The former Democratic president had complimentary things to say about individuals across the aisle, too -- particularly those in play for the presidency.
"The ones I liked are the ones that you think are more moderate," he said, "'cause I think they're a little more connected to the real world. And I think they'll be-- they'd be formidable. ... But I'm afraid if I say anything nice about them, they'll lose, for sure."
But then, what the heck, he proceeded to say nice things about many of them anyway.
Former Utah Gov. Jon Huntsman, he said, "did a very nice, a good job for America as ambassador to China. I think he's quite an impressive man. He's got an impressive family. I had the honor of meeting one of his children once and having a conversation with her. I think that he's refreshingly, kind of, unhide-bound. Just comes across as non-ideological -- conservative, but non-ideological, practical."
Former Massachusetts Gov. Mitt Romney, he said, is "doing a better job as a candidate this time than he did four years ago. [He] comes across as more relaxed and more convicted about what he did do, less willing to just be forced into apologizing for it because it violates some part of his party orthodoxy."
He claimed not to be surprised by the early success of Rep. Michele Bachmann, R-Minn, because, "I've been watching her speak at some of these conventions on ESPN, you know, she comes across as a real person. ... The story that they tell is pretty compelling, all those foster children she's taken in, and children she's raised and the work she's done."
He also had kind words for his successor as Arkansas governor, Mike Huckabee, as well as other non-candidates Mississippi Gov. Haley Barbour and Indiana Gov. Mitch Daniels, who were attending his jobs conference in Chicago.
"I'm going to do my best to make them better candidates, indirectly," Obama said of the Republican field. "Even though I don't want them to beat President Obama, I'm going to do my best by proving at this conference that there are things we can do to create jobs and that we should all be focused on doing what we can do to make America work. And we should be less focused on spouting, you know, political lines and dumping on each other. All that matters is putting the country back to work. We put the country back to work and prepare for the new century, the rest of this will take care of itself."
Bill Clinton at CGI America Conference: Way Forward on Jobs
To create jobs, Clinton endorsed investing in clean energy to compete with China and other foreign powers, finding ways to get companies to "insource" jobs to rural America rather than outsourcing them overseas, and creating an "infrastructure bank" to rebuild the nation's roads, bridges and hardware.
He also cited an idea proposed at the conference to confront a "so-called skills gap" in America, training workers for specific open jobs "by giving the employers the money to train them first and saying, 'You don't have to hire people. Train them first. Don't train afterward. Here's the money.'"

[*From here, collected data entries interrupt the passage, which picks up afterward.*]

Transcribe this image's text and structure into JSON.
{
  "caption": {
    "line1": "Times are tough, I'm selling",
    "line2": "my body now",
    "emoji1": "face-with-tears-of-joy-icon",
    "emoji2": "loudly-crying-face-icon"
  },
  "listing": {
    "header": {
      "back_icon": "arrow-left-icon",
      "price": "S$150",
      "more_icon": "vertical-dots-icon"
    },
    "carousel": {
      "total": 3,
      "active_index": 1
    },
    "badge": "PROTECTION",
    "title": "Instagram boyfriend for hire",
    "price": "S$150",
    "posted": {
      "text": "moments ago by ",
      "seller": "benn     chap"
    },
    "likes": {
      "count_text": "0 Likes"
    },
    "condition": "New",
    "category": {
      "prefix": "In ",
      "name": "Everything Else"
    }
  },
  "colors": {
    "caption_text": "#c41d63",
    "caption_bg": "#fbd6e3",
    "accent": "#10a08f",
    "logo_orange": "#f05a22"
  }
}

"There are more than three million posted job openings today," Clinton said. "Those jobs are being filled at only half the pace they were filled in previous recession. ... So just think about it: If we have three million more people working, unemployment would be more than two points lower than it is, and America would be in a very different place psychologically.
"I think that there will be something the president can do with that that won't require a lot of new money, just being extremely flexible about how to take the money we've got and hire people more quickly," he added.